Witaj, ray tracingu!
Nvidia liczyła na to, że jej najnowsze karty graficzne zdominują rynek dzięki rdzeniom wyspecjalizowanym w procesie ray tracingu, czyli śledzenia trasy przebiegu promieni świetlnych w trójwymiarowym środowisku. Dzięki tej technologii komputer może wierniej odwzorowywać odblaski, przeźroczystości oraz inne efekty świetlne (szerzej o ray tracingu pisałem w tym artykule). Piękne założenia, gorzej z realizacją, gdyż gier obsługujących śledzenie promieni wciąż jest zbyt mało, aby zauważalnie podbiły sprzedaż nowych kart graficznych.
Ale tam, gdzie Nvidia nie jest w stanie samotnie przeprowadzić rewolucji, pomoże jej AMD. Tak się bowiem składa, że to podzespoły tej korporacji trafią do konsol następnej generacji, które mają obsługiwać technologię ray tracingu. A Sony i Microsoft zrobią wszystko, aby śledzenie promieni świetlnych zaimplementowało jak najwięcej twórców gier.
To konsolowy ray tracing ma szansę upowszechnić tę technologię i sprawić, że o zakupie kart z linii RTX zamarzy wielu graczy. A skoro AMD wprowadzi układy graficzne ze śledzeniem promieni do konsol, to podobne podzespoły z pewnością wypuści też na rynek pecetowy. I tak rewolucja zapoczątkowana pod koniec 2018 roku w końcu nabierze rozpędu.
Kręta droga branży VR
Na koniec zostawiłem największą niewiadomą, czyli wirtualną rzeczywistość. Z jednej strony zapowiedź Half-Life’a w VR sprawiła, że gogle od Valve wyprzedały się na części rynków, z drugiej zaś wciąż jest to niszowa i droga technologia dostępna dla wąskiego grona odbiorców. Chciałbym wierzyć w to, że 2020 rok w końcu zmieni coś w kwestii popularności wirtualnej rzeczywistości, ale 12 miesięcy może nie wystarczyć, aby VR trafiło pod strzechy.
Co nie oznacza, że ta technologia zniknie z rynku. Wręcz przeciwnie, wróżę jej ogromny sukces, ale przede wszystkim w zastosowaniach profesjonalnych.
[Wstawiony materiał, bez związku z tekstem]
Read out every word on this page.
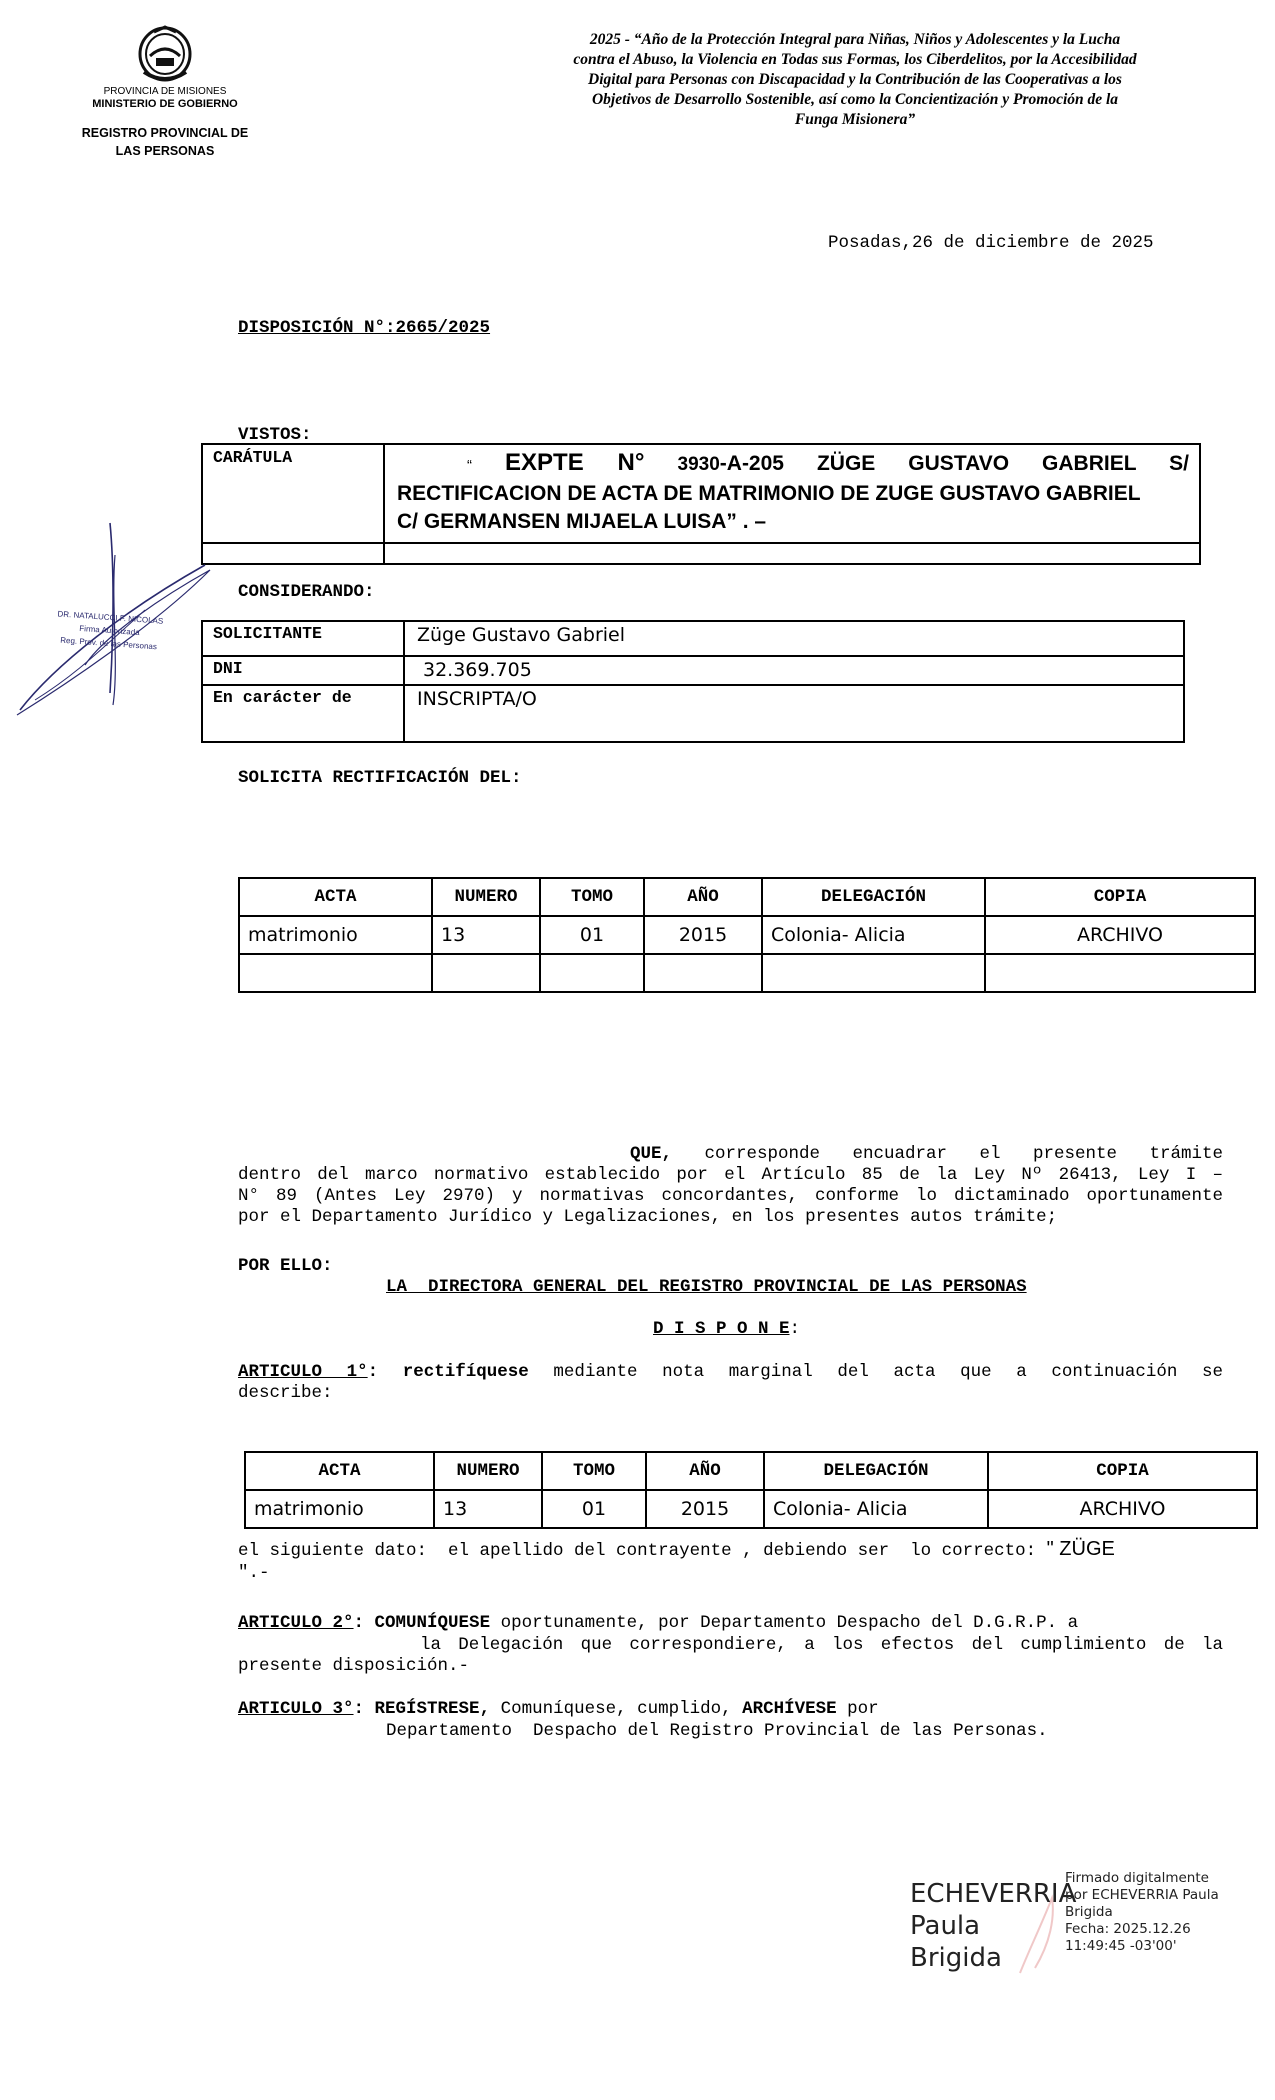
PROVINCIA DE MISIONES
MINISTERIO DE GOBIERNO
REGISTRO PROVINCIAL DE
LAS PERSONAS
2025 - “Año de la Protección Integral para Niñas, Niños y Adolescentes y la Lucha
contra el Abuso, la Violencia en Todas sus Formas, los Ciberdelitos, por la Accesibilidad
Digital para Personas con Discapacidad y la Contribución de las Cooperativas a los
Objetivos de Desarrollo Sostenible, así como la Concientización y Promoción de la
Funga Misionera”
Posadas,26 de diciembre de 2025
DISPOSICIÓN N°:2665/2025
VISTOS:
CARÁTULA	“ EXPTE N° 3930-A-205 ZÜGE GUSTAVO GABRIEL S/
RECTIFICACION DE ACTA DE MATRIMONIO DE ZUGE GUSTAVO GABRIEL
C/ GERMANSEN MIJAELA LUISA” . –

DR. NATALUCCI F. NICOLAS
Firma Autorizada
Reg. Prov. de las Personas
CONSIDERANDO:
SOLICITANTE	Züge Gustavo Gabriel
DNI	32.369.705
En carácter de	INSCRIPTA/O
SOLICITA RECTIFICACIÓN DEL:
ACTA	NUMERO	TOMO	AÑO	DELEGACIÓN	COPIA
matrimonio	13	01	2015	Colonia- Alicia	ARCHIVO

QUE, corresponde encuadrar el presente trámite
dentro del marco normativo establecido por el Artículo 85 de la Ley Nº 26413, Ley I –
N° 89 (Antes Ley 2970) y normativas concordantes, conforme lo dictaminado oportunamente
por el Departamento Jurídico y Legalizaciones, en los presentes autos trámite;
POR ELLO:
LA  DIRECTORA GENERAL DEL REGISTRO PROVINCIAL DE LAS PERSONAS
D I S P O N E:
ARTICULO 1°: rectifíquese mediante nota marginal del acta que a continuación se
describe:
ACTA	NUMERO	TOMO	AÑO	DELEGACIÓN	COPIA
matrimonio	13	01	2015	Colonia- Alicia	ARCHIVO
el siguiente dato:  el apellido del contrayente , debiendo ser  lo correcto: " ZÜGE
".-
ARTICULO 2°: COMUNÍQUESE oportunamente, por Departamento Despacho del D.G.R.P. a
la Delegación que correspondiere, a los efectos del cumplimiento de la
presente disposición.-
ARTICULO 3°: REGÍSTRESE, Comuníquese, cumplido, ARCHÍVESE por
Departamento  Despacho del Registro Provincial de las Personas.
ECHEVERRIA
Paula Brigida
Firmado digitalmente
por ECHEVERRIA Paula
Brigida
Fecha: 2025.12.26
11:49:45 -03'00'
Firmy takie jak The Void będą tworzyć kolejne wirtualne parki rozrywki, a twórcy kinowi sięgną po gogle, aby usprawnić pracę na planie . Hollywood prawdopodobnie dalej będzie eksperymentować z tą technologią, która wydaje się idealnym kompanem dla reżyserów pracujących z filmami w znacznej mierze realizowanym za pośrednictwem green screenu.
Rok zmian, rok innowacji
Przyszły rok przyniesie także spore przetasowanie na rynku SVoD, o naszą uwagę zawalczy kilka dużych serwisów, które rzucą wyzwanie Netfliksowi. Poznamy jeszcze smuklejsze smartfony z jeszcze lepszymi aparatami, a niektóre będą dodatkowo wyposażone w elastyczny ekran. AMD postara się wykorzystać dobrą passę i wbić kilka szpil Intelowi. Samsung znów zapowie, że stworzył najlepszy telefon na świecie, a kilka miesięcy podobne deklaracje złożą Huawei, LG i Apple. Z pewnością będziemy świadkami walk o cyferki w specyfikacji, która na dobrą sprawę dla klienta nie mają żadnego znaczenia.
Ale mam nadzieję, że w tej nieustannej wojnie technologii będziemy świadkami narodzin sprzętów, które w rzeczywisty sposób wpłyną na naszą przyjemność z oglądania filmów oraz grania w ulubione tytuły pecetowe i konsolowe.